When Gregory Ellwood recently interviewed Wreck-It-Ralph Director Ralph Moore for Awards Campaign at HitFix.com, he asked about working with oft-controversial Sarah.
Elwood: One of the things that’s so intriguing about the film is John C. Reilly’s involvement. But at some point he was obviously going to get a chance to do a film for Disney or Pixar, DreamWorks or something. However, and I’m sure you get this question often, where did the idea of Sarah Silverman joining the cast come from?

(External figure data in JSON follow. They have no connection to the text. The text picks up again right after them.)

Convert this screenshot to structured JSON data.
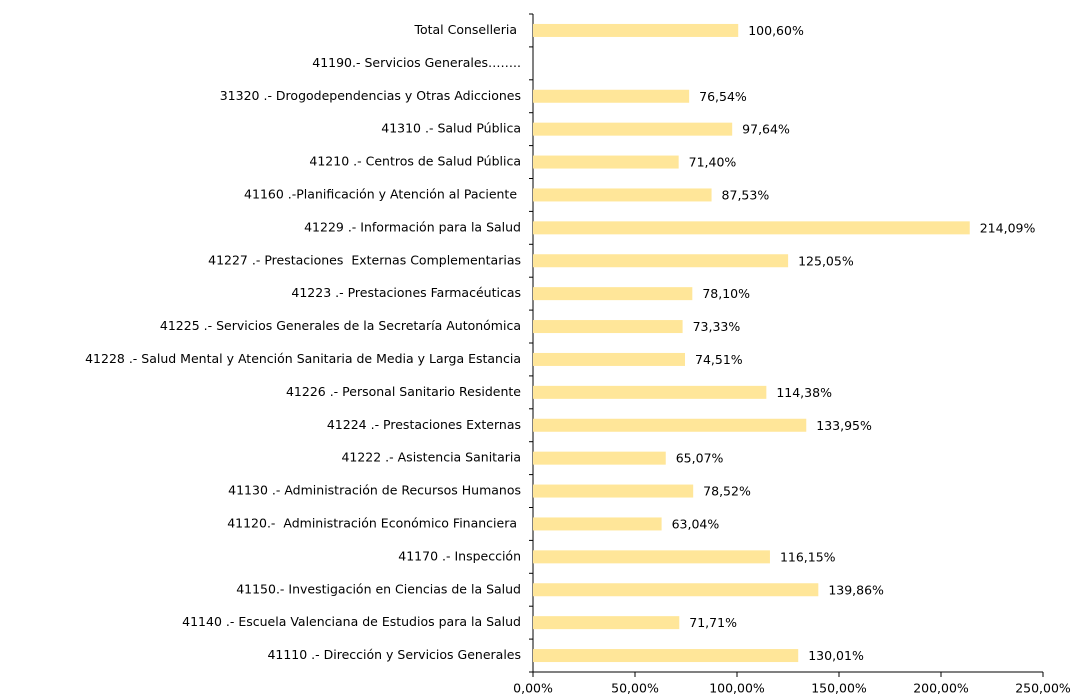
{
  "chart_data": {
    "type": "barh",
    "categories": [
      "Total Conselleria ",
      "41190.- Servicios Generales……..",
      "31320 .- Drogodependencias y Otras Adicciones",
      "41310 .- Salud Pública",
      "41210 .- Centros de Salud Pública",
      "41160 .-Planificación y Atención al Paciente ",
      "41229 .- Información para la Salud",
      "41227 .- Prestaciones  Externas Complementarias",
      "41223 .- Prestaciones Farmacéuticas",
      "41225 .- Servicios Generales de la Secretaría Autonómica",
      "41228 .- Salud Mental y Atención Sanitaria de Media y Larga Estancia",
      "41226 .- Personal Sanitario Residente",
      "41224 .- Prestaciones Externas",
      "41222 .- Asistencia Sanitaria",
      "41130 .- Administración de Recursos Humanos",
      "41120.-  Administración Económico Financiera ",
      "41170 .- Inspección",
      "41150.- Investigación en Ciencias de la Salud",
      "41140 .- Escuela Valenciana de Estudios para la Salud",
      "41110 .- Dirección y Servicios Generales"
    ],
    "values": [
      100.6,
      null,
      76.54,
      97.64,
      71.4,
      87.53,
      214.09,
      125.05,
      78.1,
      73.33,
      74.51,
      114.38,
      133.95,
      65.07,
      78.52,
      63.04,
      116.15,
      139.86,
      71.71,
      130.01
    ],
    "value_labels": [
      "100,60%",
      null,
      "76,54%",
      "97,64%",
      "71,40%",
      "87,53%",
      "214,09%",
      "125,05%",
      "78,10%",
      "73,33%",
      "74,51%",
      "114,38%",
      "133,95%",
      "65,07%",
      "78,52%",
      "63,04%",
      "116,15%",
      "139,86%",
      "71,71%",
      "130,01%"
    ],
    "color": "#ffe699",
    "xlim": [
      0,
      250
    ],
    "xticks": [
      {
        "value": 0,
        "label": "0,00%"
      },
      {
        "value": 50,
        "label": "50,00%"
      },
      {
        "value": 100,
        "label": "100,00%"
      },
      {
        "value": 150,
        "label": "150,00%"
      },
      {
        "value": 200,
        "label": "200,00%"
      },
      {
        "value": 250,
        "label": "250,00%"
      }
    ]
  }
}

Moore: I’m a huge fan of hers. I think she is one of my favorites and I’ve been a fan for a long time. When we started working on the Sugar Rush world we thought, ‘How can we make it not what people are expecting? We’re building this candy world and the audience will come in with some expectations of what that’s like.’ [Sarah] was just like the first person I thought of. I was a big fan of her autobiography that she wrote and I had her reading it [on a] books on tape on my iPod that I would listen to all the time. Just the way that she would tell the stories about her as a kid. And I just thought Sara playing like herself as a kid in a candy world is just like gold. So that was something that we kind of hit on really, really early in developing the movie. And I thought, you know, there’s a lot of people too that their minds are just kind of blown about Sarah Silverman in a Disney movie. It’s like, ‘How is that possible?’ Sarah’s the first one to kind of point out well Eddie Murphy has been in a Disney movie and a DreamWorks movie and he had a career as a pretty kind of blue comedian. So, hey look, if Eddie Murphy can make the jump it’s like, ‘Why not?’ I’m just so in love with her and with all the other actors. They bring so much to their roles. I mean, John was like, ‘I have not done animation because I don’t like the way that process sounds.’ So, I said to him, ‘We can make it work however, whatever works best for us. If it works better to have you and Jack [McBrayer] working together [and] playing off of one another we’ll make that happen. If you want to we can set it up [so you and] Sarah can do your scenes together. It doesn’t have to take place in a vacuum.’ I went to John because I knew that he was going to bring another layer to Ralph that we weren’t going to think of. It was important to me to create an environment for him where he was comfortable doing that. So and that’s why having actors record together isn’t necessarily normal for an animated film, but it was way worth it for this.